What We're Looking For
- A strong background in deep learning and transformer architectures.
- Hands-on experience training or fine-tuning large models (LLMs or vision models).
- Proficiency with PyTorch, JAX, or TensorFlow.
- Experience with distributed training frameworks like DeepSpeed, FSDP, Megatron, ZeRO, or Ray.
- Strong software engineering skills—writing robust, production-grade systems.
- Experience with GPU optimization: memory efficiency, quantization, and mixed precision.
- Comfort owning ambiguous, zero-to-one technical problems end-to-end.
Nice to Have
- Experience with LLM inference frameworks like vLLM, TensorRT-LLM, or FasterTransformer.
- Contributions to open-source ML libraries.
- Background in scientific computing, compilers, or GPU kernels.
- Experience with RLHF pipelines (PPO, DPO, ORPO).

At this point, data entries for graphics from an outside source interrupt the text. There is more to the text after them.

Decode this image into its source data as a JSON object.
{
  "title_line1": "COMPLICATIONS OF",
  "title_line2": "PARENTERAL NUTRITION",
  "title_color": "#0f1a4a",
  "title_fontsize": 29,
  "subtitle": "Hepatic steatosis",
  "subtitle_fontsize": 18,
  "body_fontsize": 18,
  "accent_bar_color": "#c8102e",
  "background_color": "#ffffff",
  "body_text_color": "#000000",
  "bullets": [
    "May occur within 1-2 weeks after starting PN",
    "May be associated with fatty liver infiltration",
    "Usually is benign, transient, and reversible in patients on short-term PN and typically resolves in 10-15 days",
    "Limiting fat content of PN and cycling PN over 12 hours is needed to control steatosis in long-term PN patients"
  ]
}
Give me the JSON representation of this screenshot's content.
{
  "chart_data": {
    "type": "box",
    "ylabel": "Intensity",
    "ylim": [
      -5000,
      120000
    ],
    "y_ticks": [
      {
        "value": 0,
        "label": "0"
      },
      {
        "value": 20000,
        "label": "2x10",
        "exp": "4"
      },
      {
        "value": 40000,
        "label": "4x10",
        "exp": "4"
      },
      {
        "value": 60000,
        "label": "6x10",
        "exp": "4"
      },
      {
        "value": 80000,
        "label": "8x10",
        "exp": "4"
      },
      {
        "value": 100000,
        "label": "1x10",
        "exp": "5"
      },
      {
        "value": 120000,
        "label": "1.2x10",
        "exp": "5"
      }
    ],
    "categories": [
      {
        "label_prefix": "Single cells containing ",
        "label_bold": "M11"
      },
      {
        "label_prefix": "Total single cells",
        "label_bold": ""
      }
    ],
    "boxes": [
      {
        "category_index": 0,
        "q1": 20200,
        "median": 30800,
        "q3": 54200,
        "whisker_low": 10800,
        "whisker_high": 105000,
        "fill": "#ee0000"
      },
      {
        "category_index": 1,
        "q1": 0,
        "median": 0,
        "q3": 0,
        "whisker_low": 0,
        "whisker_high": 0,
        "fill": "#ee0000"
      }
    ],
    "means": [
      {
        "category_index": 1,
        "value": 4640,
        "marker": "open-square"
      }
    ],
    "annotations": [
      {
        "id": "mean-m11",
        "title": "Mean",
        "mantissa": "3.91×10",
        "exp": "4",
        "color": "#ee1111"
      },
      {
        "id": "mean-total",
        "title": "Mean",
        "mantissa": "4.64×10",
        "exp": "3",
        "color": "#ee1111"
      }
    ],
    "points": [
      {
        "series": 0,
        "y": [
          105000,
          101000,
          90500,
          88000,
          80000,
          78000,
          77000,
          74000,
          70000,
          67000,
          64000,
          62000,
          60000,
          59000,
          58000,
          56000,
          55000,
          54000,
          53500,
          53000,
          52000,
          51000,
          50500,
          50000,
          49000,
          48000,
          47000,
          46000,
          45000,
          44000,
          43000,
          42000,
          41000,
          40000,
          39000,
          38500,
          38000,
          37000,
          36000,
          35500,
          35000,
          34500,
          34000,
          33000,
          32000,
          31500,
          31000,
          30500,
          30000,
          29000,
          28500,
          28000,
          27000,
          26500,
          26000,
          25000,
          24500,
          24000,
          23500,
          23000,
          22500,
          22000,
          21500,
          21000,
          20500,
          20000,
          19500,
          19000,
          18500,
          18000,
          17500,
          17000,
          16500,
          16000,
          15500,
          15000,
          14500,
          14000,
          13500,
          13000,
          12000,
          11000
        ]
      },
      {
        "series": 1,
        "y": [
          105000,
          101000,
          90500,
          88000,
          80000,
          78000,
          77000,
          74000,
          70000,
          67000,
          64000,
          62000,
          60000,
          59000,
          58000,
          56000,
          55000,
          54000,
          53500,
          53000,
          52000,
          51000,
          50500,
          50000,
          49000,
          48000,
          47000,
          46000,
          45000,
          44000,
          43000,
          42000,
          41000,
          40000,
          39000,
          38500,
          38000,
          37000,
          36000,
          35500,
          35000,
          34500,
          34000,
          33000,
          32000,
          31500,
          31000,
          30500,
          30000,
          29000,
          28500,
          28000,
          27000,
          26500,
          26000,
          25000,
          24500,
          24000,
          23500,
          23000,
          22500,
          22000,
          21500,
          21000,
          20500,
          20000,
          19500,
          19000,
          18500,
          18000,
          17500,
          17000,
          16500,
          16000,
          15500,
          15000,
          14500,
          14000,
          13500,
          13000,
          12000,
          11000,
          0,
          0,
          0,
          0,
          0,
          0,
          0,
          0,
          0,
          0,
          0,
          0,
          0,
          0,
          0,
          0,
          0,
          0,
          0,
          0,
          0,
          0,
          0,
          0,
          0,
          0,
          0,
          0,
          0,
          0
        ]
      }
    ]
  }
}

- Experience training or deploying multimodal or diffusion models.
- Experience in large-scale data processing (Apache Arrow, Spark, Ray).
- Prior work in a research lab like Google Brain, DeepMind, FAIR, Anthropic, or OpenAI.
Technical Stack
- Frameworks: PyTorch, JAX, TensorFlow
- Training: DeepSpeed, FSDP, Megatron, ZeRO, Ray
- Inference: vLLM, TensorRT-LLM, FasterTransformer
- Data: Apache Arrow, Spark
Team & Environment
You’ll join a small, senior, high-performance team. This is a founding technical role collaborating directly with founders.
Benefits & Compensation
- Remote-first flexibility
- Competitive compensation and performance-based bonuses
- Insurance coverage
- Flexible time off
- Global travel insurance
Work Mode
This is a remote-first position.
BJAK is an equal opportunity employer.